I 12 equipaggi internazionali che stanno prendendo parte alla prima tappa di The Ocean Race Europe hanno fatto buoni progressi nell’attraversamento del Golfo di Biscaglia nelle prime 24 ore di regata dalla partenza di Lorient di ieri pomeriggio, e proseguono sulla rotta per Cascais, in Portogallo.
Sebbene le condizioni meteo siano state relativamente benigne finora, gli equipaggi hanno tuttavia avuto una prima notte impegnativa dato che i venti molto variabili li hanno costretti a una serie di strambate e manovre per mantenere sempre la massima VMG (velocità rispetto all’obiettivo) verso la prima boa, un waypoint virtuale in Atlantico.
Come previsto, la lotta è stata serrata in entrambe le classi, i monotipo VO65 e i tecnologici IMOCA 60 foiling. Gli equipaggi di entrambe le flotte hanno compiuto continue manovre, tenendosi d’occhio, per non permettere a nessuno una fuga in queste prime fasi della tappa.
Fra i VO65s i favoriti della vigilia, i portoghesi di Mirpuri Foundation Racing Team hanno mantenuto la testa, dopo aver guidato la flotta anche dalla partenza di Lorient. Alle loro spalle tuttavia, gli inseguitori non lasciano nulla di intentato, tanto che la flotta si estende su sole sette miglia.
“Vediamo tutte le altre barche sull’AIS (il sistema di identificazione automatico), sulla cartografia elettronica e inseriamo i dati delle altre barche, in modo da tenere sotto controllo le loro prestazioni e ottenere il massimo dalla nostra barca.” Ha spiegato lo skipper transalpino Yoann Richomme.
“Nico (il navigatore Nico Lunven) controlla il routage meteo con le previsioni di cinque o sei diverse fonti, ma nessuna concorda! Quindi dobbiamo cercare di capire cosa sta succedendo e prendere le nostre decisioni tattiche basandoci su quanto accade e su quello che fanno i nostri avversari.”

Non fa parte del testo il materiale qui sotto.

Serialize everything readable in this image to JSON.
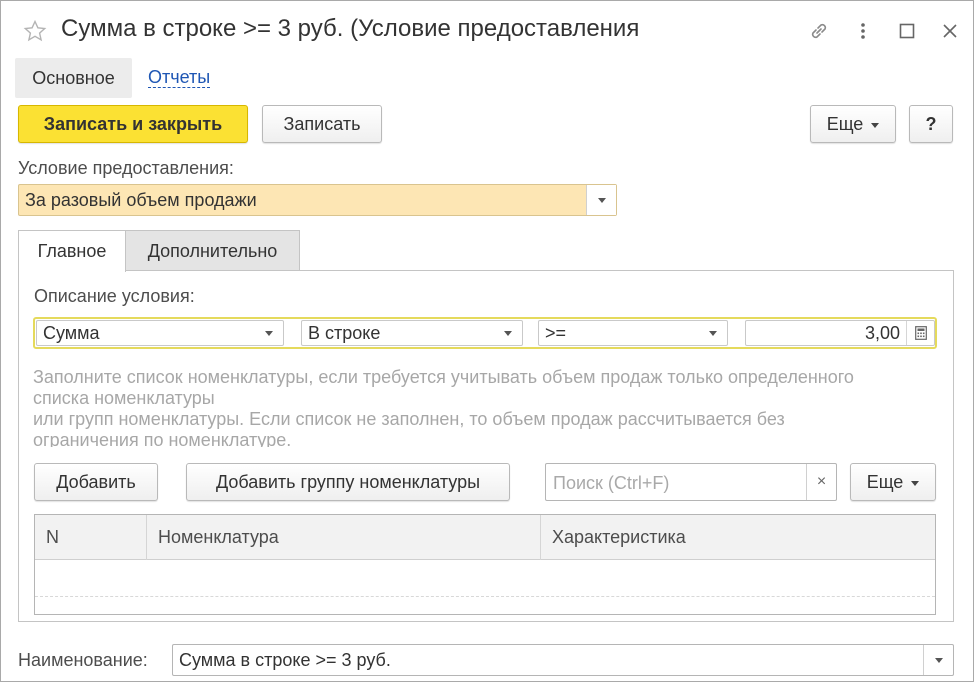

Anche fra gli IMOCA 60 i team si sono mantenuti in stretto contatto nelle prime 24 ore della tappa, con tutte e cinque le barche impegnate nelle medesime manovre nel lungo tratto di poppa in direzione di Capo Finisterre, sulla punta nord-occidentale della penisola iberica.
Questo pomeriggio i cinque IMOCA avevano una separazione laterale di 14 miglia, con il team nordamericano di 11th Hour Racing Team rilevato in testa, grazie alla posizione più occidentale e dunque più prossima alla boa virtuale.
“Finora tutto bene.” Ha raccontato lo skipper Charlie Enright. “E’ stata una nottata un po’ complicata… credo che ci siamo posizionati in modo che, diciamo nove su dieci, si possa restare in controllo. Ma la cosa più importante è che la barca naviga molto bene.”
“Il nuovo Bureau Vallée (la barca è stata acquistata recentemente dallo skipper Louis Burton n.d.r.) sembra più veloce del vecchioBureau Vallée.” Ha detto il navigatore francese Davy Beaudart da bordo di Bureau Vallé. “Tutto fila liscio per equipaggio e condizioni meteo e stiamo cercando di imparare come essere sempre più veloci. Ci attendiamo arie favorevoli fino a Finisterre e poi una bella corsa veloce fino alla boa e a Cascais.”
Le previsioni parlano di un aumento dell’intensità del vento e delle velocità delle barche nelle prossime 24 ore, mentre i team navigheranno lungo la costa spagnola preparandosi al bordo al lasco verso la boa in Atlantico. Gli ultimi dati danno un possibile arrivo a Cascais per la giornata di mercoledì.